鬼ヶ里に来たばかりの頃、似たような質問を陸はもえぎに投げかけている。しかし、その頃と今では“訊きたい答え”が違う。


「――私は、麗二様の七人目の花嫁です」

「えっ、七人?!あ、でも……」

「ええ。鬼は長命で、生きている間に何人もの花嫁を迎えます。……それは、ご存知ですね?」

「はい」


鬼の寿命は六百歳と長く、麗二は五百歳を越えたか、そうでないか、というくらいの年齢だと聞いていた。それなら、花嫁が七人目というのも不思議ではない。


「私がそれを知ったのは鬼ヶ里へ来て間もない頃で……手元にあったものを麗二様に投げつけた覚えがあります」

「投げつけた!?」

「はい。すぐに受け入れることは出来ませんでした。ですが、今は違います」

「受け入れて……幸せ、なんですよね。
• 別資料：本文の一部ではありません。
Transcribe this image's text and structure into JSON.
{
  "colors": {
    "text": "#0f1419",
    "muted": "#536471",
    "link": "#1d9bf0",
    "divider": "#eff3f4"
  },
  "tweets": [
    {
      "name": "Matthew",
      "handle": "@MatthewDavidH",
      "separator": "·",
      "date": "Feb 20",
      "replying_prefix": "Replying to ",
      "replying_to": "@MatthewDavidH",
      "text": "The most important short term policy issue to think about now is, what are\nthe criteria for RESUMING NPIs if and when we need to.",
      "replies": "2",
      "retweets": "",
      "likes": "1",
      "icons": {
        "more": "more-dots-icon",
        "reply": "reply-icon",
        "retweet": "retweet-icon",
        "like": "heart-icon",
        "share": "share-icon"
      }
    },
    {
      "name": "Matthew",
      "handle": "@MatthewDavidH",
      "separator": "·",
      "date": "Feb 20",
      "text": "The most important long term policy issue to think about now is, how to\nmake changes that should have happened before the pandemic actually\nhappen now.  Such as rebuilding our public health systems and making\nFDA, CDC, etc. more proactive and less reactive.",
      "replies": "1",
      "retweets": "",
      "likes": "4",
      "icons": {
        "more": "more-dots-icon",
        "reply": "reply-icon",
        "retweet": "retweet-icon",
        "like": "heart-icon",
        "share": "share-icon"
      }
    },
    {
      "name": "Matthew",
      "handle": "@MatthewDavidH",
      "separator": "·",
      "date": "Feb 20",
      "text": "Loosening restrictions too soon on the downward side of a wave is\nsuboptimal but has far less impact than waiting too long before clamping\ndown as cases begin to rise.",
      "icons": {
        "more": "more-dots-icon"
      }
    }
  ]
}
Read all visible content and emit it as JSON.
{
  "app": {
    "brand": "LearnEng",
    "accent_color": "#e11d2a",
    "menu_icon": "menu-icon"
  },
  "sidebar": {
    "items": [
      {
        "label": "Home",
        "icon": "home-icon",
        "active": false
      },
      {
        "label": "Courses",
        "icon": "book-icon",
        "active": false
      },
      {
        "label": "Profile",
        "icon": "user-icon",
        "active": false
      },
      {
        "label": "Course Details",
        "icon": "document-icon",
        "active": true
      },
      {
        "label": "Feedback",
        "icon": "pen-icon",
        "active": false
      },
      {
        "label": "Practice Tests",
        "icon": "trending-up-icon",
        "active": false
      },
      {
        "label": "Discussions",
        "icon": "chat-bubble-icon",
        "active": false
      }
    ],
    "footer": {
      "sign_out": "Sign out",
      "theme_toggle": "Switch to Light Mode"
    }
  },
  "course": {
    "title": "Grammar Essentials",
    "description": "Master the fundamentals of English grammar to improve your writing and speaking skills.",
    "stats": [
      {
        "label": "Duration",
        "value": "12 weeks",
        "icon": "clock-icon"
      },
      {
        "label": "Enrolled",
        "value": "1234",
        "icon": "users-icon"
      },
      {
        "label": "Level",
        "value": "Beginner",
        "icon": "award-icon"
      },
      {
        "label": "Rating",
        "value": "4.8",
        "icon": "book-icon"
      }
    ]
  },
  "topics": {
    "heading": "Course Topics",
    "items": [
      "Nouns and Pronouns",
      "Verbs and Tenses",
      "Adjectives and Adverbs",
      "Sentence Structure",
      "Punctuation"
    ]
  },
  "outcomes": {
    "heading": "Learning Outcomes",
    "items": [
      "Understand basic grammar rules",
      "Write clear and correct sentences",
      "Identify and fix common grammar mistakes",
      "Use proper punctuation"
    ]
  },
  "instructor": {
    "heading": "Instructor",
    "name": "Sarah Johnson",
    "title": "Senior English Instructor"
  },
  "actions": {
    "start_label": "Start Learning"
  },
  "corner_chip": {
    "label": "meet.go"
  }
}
――麗二先生が神無ちゃんに、求愛してからも同じですか?」

「……そうですね、変わっていません。ですが、私が陸さんの立場だったらどうなっていたかはわかりません」



鬼ヶ里へ来て一年。それで、自分の鬼が他の花嫁に求愛したら?そして、その花嫁に惹かれてしまったら?



「――私、光晴にひどいこと言っちゃったんです。それで、郡司と透のところに逃げたんです」

「そうでしたか……。でも、衝突することもあって当然だと思いますよ?」

「私は今でも光晴が好きです。だけど光晴は今、神無ちゃんが好きで……。初めて会ったときに神無ちゃんの味方になるって、応援するって決めたのに……私、」

「陸さん……」


陸は膝の上に置いた手のひらをぎゅっと握る。


「すこし、距離を置かれてみては如何ですか?……考える時間がお互いには必要かと。二階が居辛いなら私の部屋に来ても構いませんし」


もえぎも陸の抱える欠陥は知らない。その不安は打ち明けることが出来ないけれど、相談する相手がいたことは陸にとって救いだった。



「ありがとうございます……もえぎさん」

「いいえ。私でよかったらいつでも相談に乗りますよ」

「……心強いです」


(私……私もいつか、なれるだろうか……)




――このやさしくて、強い、温かいひとに。